A pyroclastics flow is a fast-moving super-hot current of gases, ash and volcanic debris that will wipe out everything in its path, like an avalanche. Scientists believe that Mt. Vesuvius is hundreds of thousands of years old, and has erupted more than 50 times.
The region around Mt Vesuvius has been settled by humans as early as the 8th century B.C. By 79 A.D., Pompeii was a bustling resort town popular with the wealthy citizens of Rome. It had elaborate villas, taverns, shops, open-air marketplaces and even an amphitheater that scientists estimated could seat 10,000 to 20,000 spectators.
In early August of that year, several earthquakes occurred around Pompeii and Herculaneum. Today, we know that earthquakes are linked to volcanic activity but not back then. Therefore, people paid little attention as tremors were common occurrences in the region.
Vesuvius Eruption of 79 A.D.
Around noon time on August 24th, Mt Vesuvius erupted, sending a blast of hot gas, ash, and rocks high into the sky. As it cooled, ash and rocks drifted back to earth, clogging the air and making it difficult to breathe. Hours later, a pyroclastic flow came surging down the mountain, wiping out everything and everyone in its path.
By the next day, Pompeii was covered under millions of tons of volcanic ash. While we don’t know exactly how many people died, scientists believe there are about 2,000 victims and the majority of inhabitants managed to flee.
Pompeii and its neighboring towns of Herculaneum and Stabiae became abandoned for centuries. It wasn’t until the 1700s before Pompeii was re-discovered. The ash had helped preserve the town so that it was almost exactly as it was on the day of the eruption. Buildings were intact and skeletons of victims remained where they died. In the years since archaeologists have recovered more than a thousand bodies.
Dr. Tuck identified refugees from Pompeii and Herculaneum by looking for evidence in multiple areas. For example, last names of people that were common in the Vesuvius area showed up elsewhere after 79 A.D. Also, the unique religious worship of Vulcanus (god of fire) and Venus Pompeiana (patron deity of Pompeii) also showed up in neighboring cities. Dr. Tuck also inspected inscriptions, such as on tombstones, that indicated if people were born in Pompeii or Herculaneum.
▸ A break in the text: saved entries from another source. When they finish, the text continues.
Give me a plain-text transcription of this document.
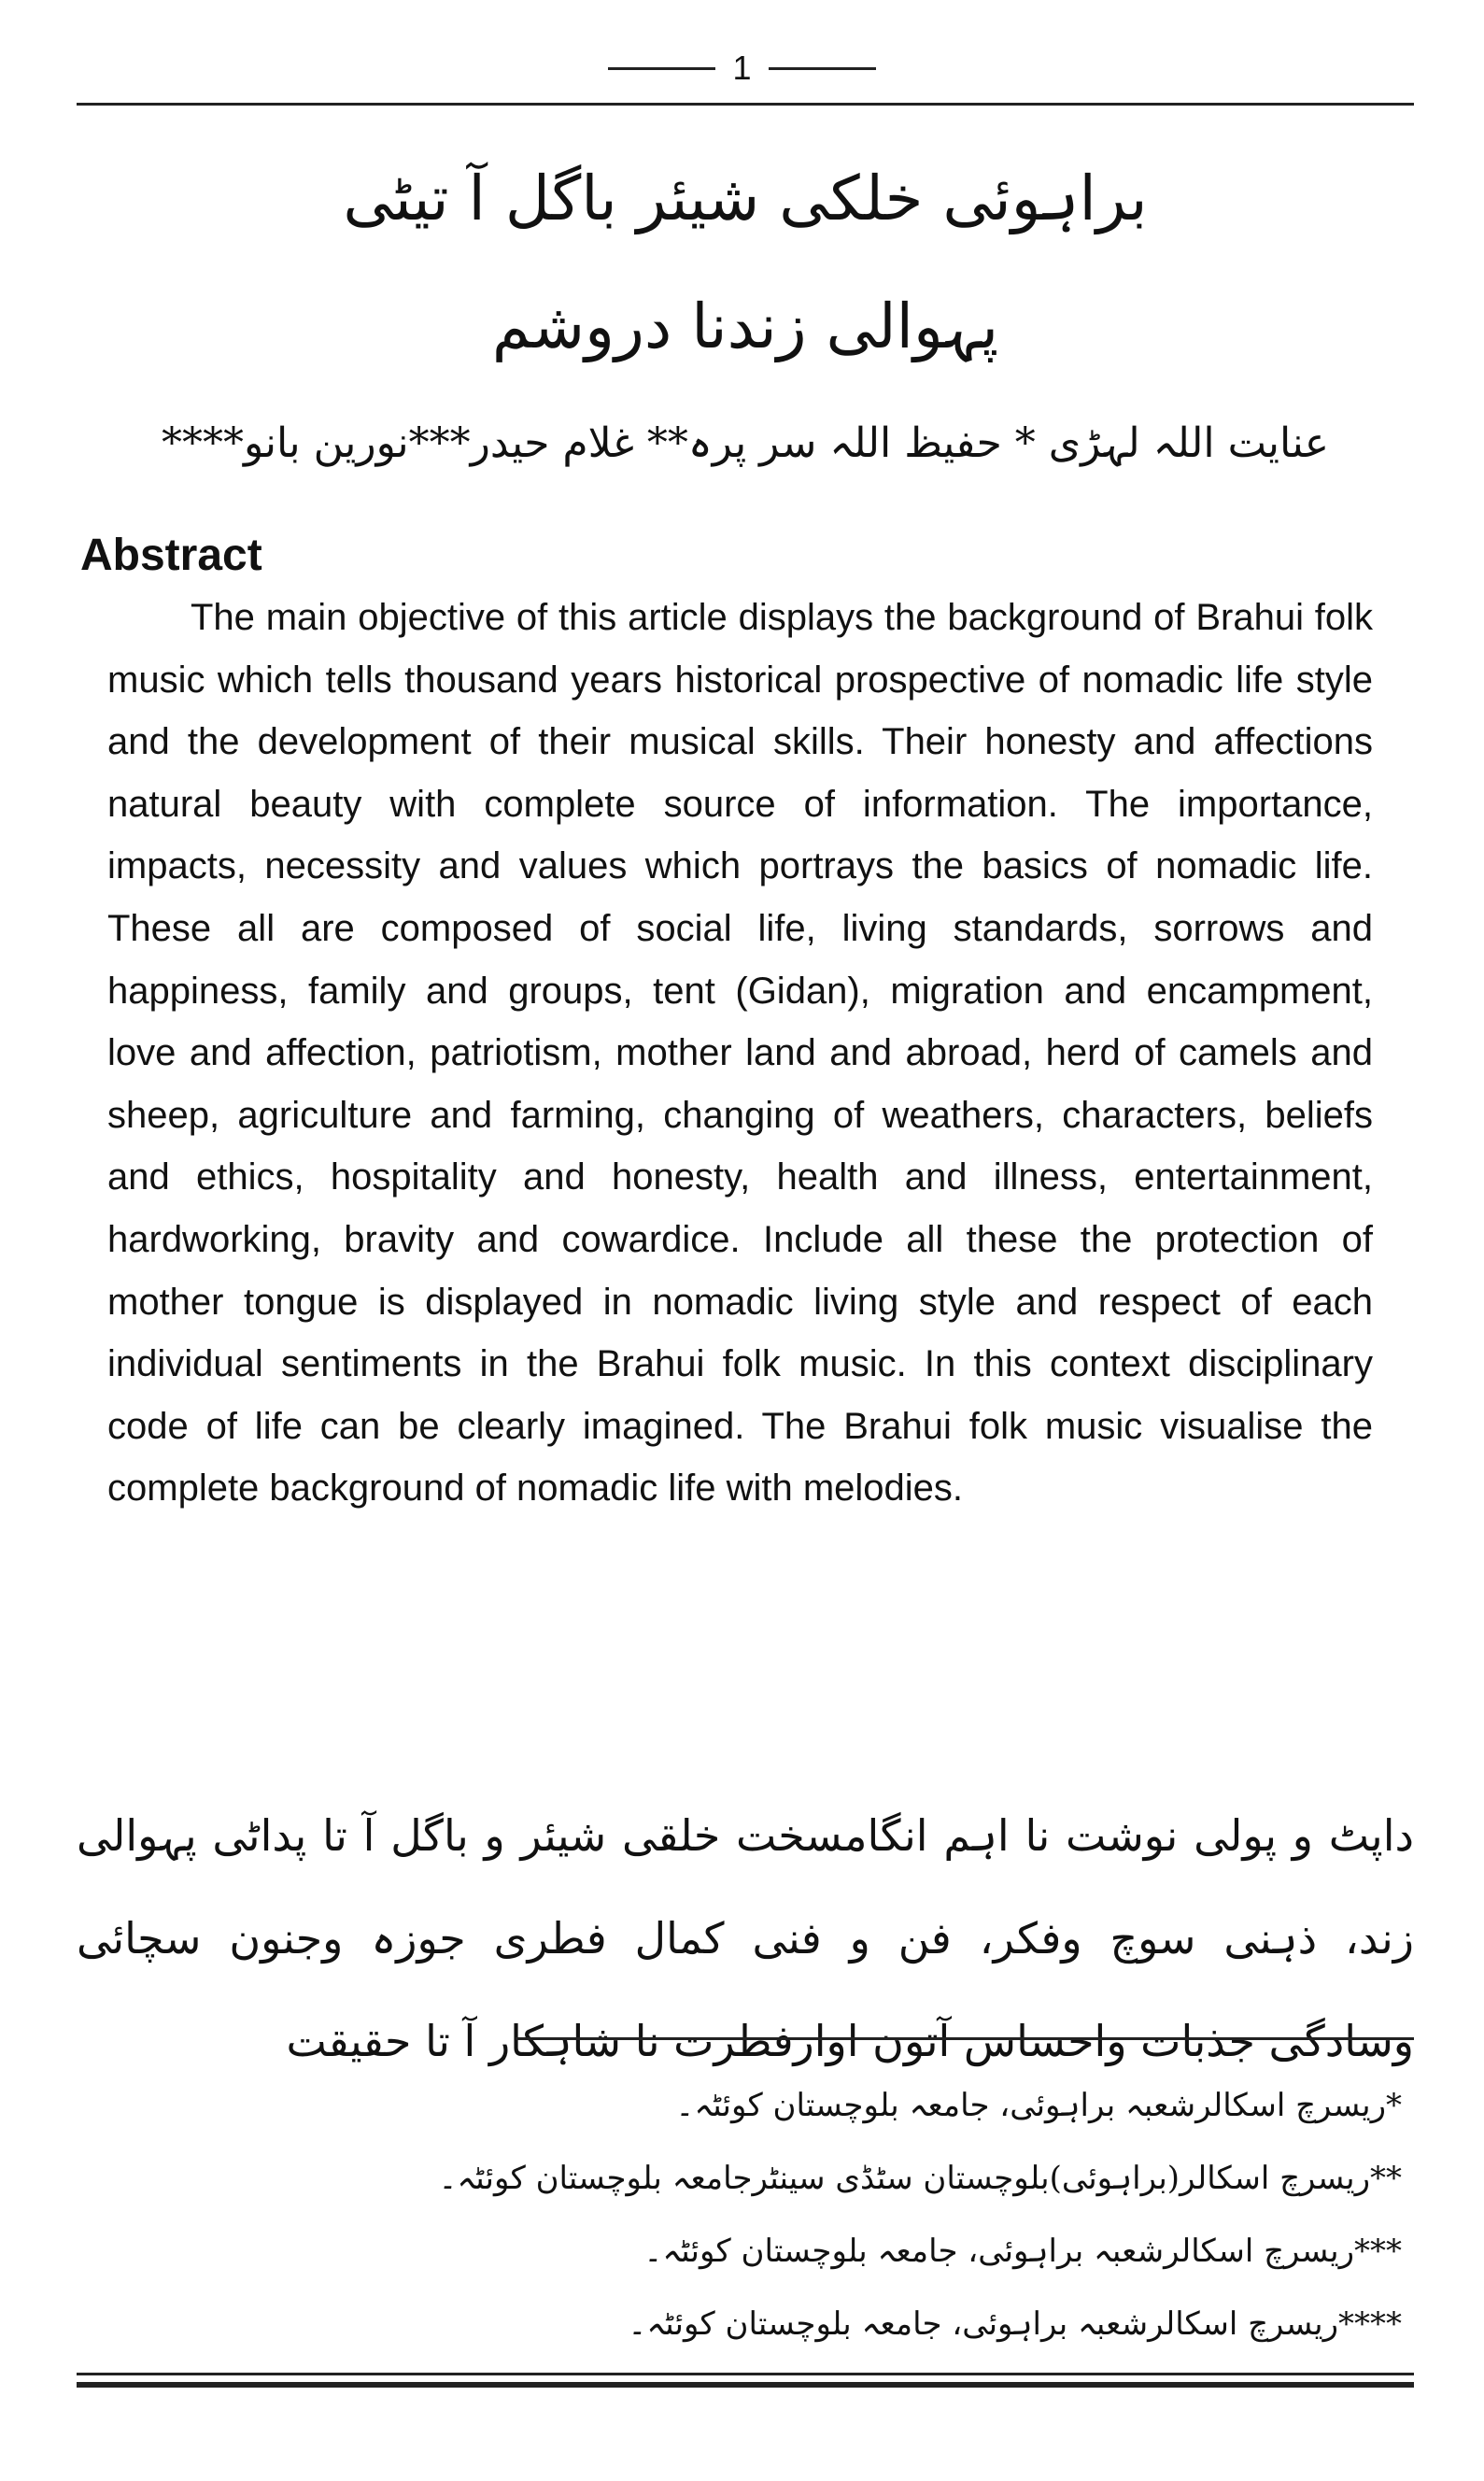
1
براہوئی خلکی شیئر باگل آ تیٹی
پہوالی زندنا دروشم
عنایت اللہ لہڑی * حفیظ اللہ سر پرہ** غلام حیدر***نورین بانو****
Abstract

The main objective of this article displays the background of Brahui folk music which tells thousand years historical prospective of nomadic life style and the development of their musical skills. Their honesty and affections natural beauty with complete source of information. The importance, impacts, necessity and values which portrays the basics of nomadic life. These all are composed of social life, living standards, sorrows and happiness, family and groups, tent (Gidan), migration and encampment, love and affection, patriotism, mother land and abroad, herd of camels and sheep, agriculture and farming, changing of weathers, characters, beliefs and ethics, hospitality and honesty, health and illness, entertainment, hardworking, bravity and cowardice. Include all these the protection of mother tongue is displayed in nomadic living style and respect of each individual sentiments in the Brahui folk music. In this context disciplinary code of life can be clearly imagined. The Brahui folk music visualise the complete background of nomadic life with melodies.

داپٹ و پولی نوشت نا اہم انگامسخت خلقی شیئر و باگل آ تا پداٹی پہوالی زند، ذہنی سوچ وفکر، فن و فنی کمال فطری جوزہ وجنون سچائی وسادگی جذبات واحساس آتون اوارفطرت نا شاہکار آ تا حقیقت

*ریسرچ اسکالرشعبہ براہوئی، جامعہ بلوچستان کوئٹہ۔
**ریسرچ اسکالر(براہوئی)بلوچستان سٹڈی سینٹرجامعہ بلوچستان کوئٹہ۔
***ریسرچ اسکالرشعبہ براہوئی، جامعہ بلوچستان کوئٹہ۔
****ریسرچ اسکالرشعبہ براہوئی، جامعہ بلوچستان کوئٹہ۔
Dr. Tuck’s study found that many refugees settled in communities to the north of Vesuvius and that families tended to move together as well as marry within their refugee community. His study also found that the Roman government gave money to the communities where the refugees settled in. This enabled the cities to build new public infrastructures, such as buildings and aqueducts, to help with the influx of new residents.